Saturday, April 17, 2010

NYTimes op-ed points out a paradox in nuclear threat today compared to Cold War era

Scott Shane has a lively op-ed in the April 15 New York Times, “Cold War Nuclear Fears Now Apply to Terrorists,” link here.


As far back as 1951, president Harry Truman was warned about the possibility of sleeper cells that could smuggle in a nuclear weapon or even radioactive material. Alfred Hitchcock made at least one film in 1946 about the threat, “Notorious”, although the enemy was neo-fascists, not communists. (The same director had made other movies like "Saboteur" and would make "Torn Curtain" and "Topaz".)  And one of my own unpublished novel drafts from 1988, called “Tribunal and Rapture”, speculated that communist sympathizers could contaminate cities and force people into a Maoist “cultural revolution” retreat to the countryside. (A 1972 version of this idea had been called “The Proles” and I was working on a handwritten manuscript of this idea as far back as 1969 in the barracks when I was in the Army. Other buddies thought it was a troubling idea, good for the movies, at least.)

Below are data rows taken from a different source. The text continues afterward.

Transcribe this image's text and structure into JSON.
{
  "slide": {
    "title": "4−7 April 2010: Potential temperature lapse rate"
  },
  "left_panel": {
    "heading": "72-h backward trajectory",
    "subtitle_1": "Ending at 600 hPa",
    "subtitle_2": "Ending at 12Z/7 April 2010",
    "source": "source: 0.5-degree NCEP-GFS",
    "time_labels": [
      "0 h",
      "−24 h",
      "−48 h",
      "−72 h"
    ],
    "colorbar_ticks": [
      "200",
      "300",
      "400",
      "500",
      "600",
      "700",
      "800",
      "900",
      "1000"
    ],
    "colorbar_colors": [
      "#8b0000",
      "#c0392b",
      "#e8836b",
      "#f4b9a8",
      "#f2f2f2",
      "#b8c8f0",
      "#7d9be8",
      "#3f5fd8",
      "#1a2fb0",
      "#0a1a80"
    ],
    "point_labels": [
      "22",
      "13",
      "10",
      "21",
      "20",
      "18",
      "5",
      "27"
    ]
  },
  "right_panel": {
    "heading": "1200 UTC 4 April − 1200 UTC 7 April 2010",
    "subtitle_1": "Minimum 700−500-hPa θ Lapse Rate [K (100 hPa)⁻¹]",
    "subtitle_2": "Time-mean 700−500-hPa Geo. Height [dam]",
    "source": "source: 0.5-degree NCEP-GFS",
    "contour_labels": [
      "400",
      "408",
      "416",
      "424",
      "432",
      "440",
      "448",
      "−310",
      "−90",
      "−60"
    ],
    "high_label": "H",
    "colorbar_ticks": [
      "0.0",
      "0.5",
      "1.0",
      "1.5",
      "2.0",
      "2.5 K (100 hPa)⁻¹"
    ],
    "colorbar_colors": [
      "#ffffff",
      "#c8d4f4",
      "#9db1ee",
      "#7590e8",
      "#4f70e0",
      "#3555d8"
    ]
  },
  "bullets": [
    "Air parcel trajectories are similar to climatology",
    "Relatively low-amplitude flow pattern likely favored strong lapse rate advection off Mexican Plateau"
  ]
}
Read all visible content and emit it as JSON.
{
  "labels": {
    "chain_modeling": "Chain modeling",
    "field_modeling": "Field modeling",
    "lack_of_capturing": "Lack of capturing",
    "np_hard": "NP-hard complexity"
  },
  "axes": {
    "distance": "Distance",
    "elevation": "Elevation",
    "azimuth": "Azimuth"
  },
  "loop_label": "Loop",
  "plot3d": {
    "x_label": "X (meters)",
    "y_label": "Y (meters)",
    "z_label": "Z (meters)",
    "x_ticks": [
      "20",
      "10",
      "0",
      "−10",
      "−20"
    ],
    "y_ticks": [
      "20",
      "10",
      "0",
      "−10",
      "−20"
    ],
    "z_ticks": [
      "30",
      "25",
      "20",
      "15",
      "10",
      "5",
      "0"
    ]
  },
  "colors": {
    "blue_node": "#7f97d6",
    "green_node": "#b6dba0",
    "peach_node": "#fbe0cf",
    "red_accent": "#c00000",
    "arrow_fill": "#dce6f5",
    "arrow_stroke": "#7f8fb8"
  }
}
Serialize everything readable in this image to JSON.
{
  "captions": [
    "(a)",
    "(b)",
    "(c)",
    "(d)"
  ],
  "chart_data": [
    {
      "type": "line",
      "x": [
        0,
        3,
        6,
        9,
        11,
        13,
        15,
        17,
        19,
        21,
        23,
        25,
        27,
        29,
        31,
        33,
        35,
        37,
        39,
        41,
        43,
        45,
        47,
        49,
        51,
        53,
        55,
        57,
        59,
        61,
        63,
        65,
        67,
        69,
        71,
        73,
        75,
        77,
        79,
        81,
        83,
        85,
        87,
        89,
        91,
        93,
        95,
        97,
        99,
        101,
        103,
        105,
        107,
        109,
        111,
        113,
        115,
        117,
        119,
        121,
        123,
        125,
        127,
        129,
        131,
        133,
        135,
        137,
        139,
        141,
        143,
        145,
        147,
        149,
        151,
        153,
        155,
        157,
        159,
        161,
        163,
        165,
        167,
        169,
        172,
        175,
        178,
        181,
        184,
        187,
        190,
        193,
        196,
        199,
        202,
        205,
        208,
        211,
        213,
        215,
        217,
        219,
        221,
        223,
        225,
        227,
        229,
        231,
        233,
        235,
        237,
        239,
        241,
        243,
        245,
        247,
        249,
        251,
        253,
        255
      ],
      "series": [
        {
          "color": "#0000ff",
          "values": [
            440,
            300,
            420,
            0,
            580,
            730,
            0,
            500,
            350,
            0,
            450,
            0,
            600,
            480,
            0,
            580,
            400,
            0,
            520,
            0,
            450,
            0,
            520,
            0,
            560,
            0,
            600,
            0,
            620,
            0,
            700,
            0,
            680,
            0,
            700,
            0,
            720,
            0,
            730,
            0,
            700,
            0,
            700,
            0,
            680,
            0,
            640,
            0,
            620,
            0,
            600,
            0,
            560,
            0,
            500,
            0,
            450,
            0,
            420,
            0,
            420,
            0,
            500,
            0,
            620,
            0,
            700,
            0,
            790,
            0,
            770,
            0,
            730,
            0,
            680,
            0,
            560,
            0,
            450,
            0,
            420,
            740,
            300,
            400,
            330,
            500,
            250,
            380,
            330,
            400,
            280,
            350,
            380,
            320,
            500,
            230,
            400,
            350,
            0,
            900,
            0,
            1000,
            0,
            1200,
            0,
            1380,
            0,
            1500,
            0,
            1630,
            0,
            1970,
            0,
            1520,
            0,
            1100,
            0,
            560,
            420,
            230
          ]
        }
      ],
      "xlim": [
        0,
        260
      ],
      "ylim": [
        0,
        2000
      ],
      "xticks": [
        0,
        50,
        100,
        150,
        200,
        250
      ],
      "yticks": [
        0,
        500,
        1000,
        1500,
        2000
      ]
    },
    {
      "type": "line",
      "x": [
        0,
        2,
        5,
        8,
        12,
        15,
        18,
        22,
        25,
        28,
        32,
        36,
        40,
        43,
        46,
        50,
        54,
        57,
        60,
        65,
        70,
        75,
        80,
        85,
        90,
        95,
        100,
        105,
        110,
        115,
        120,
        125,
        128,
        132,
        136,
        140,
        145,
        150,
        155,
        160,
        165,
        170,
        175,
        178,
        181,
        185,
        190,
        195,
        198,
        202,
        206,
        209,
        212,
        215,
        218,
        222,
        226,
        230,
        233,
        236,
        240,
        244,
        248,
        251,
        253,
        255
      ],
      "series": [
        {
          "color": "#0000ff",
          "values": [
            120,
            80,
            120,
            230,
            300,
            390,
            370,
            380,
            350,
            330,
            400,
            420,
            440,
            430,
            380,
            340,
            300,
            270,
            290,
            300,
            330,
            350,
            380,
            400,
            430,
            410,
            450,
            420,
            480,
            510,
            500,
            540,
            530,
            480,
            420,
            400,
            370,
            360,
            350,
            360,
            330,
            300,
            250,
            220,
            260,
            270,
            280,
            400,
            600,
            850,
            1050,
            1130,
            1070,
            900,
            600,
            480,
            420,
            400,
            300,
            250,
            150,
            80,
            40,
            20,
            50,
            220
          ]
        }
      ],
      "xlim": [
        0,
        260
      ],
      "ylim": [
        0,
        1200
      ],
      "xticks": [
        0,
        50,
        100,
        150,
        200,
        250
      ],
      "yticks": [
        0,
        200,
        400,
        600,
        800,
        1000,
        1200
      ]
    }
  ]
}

Of course, now, the roles are switched. Al Qaeda brags what it would do if it had a suitcase nuke, but it doesn’t seem that close to getting one. Hopefully. It’s a lot easier to do a “good police call” on loose nuclear waste around the world than seal borders. That’s the point made by the Nuclear Threat Initiative and it’s 45 minute film “The Last Best Chance.”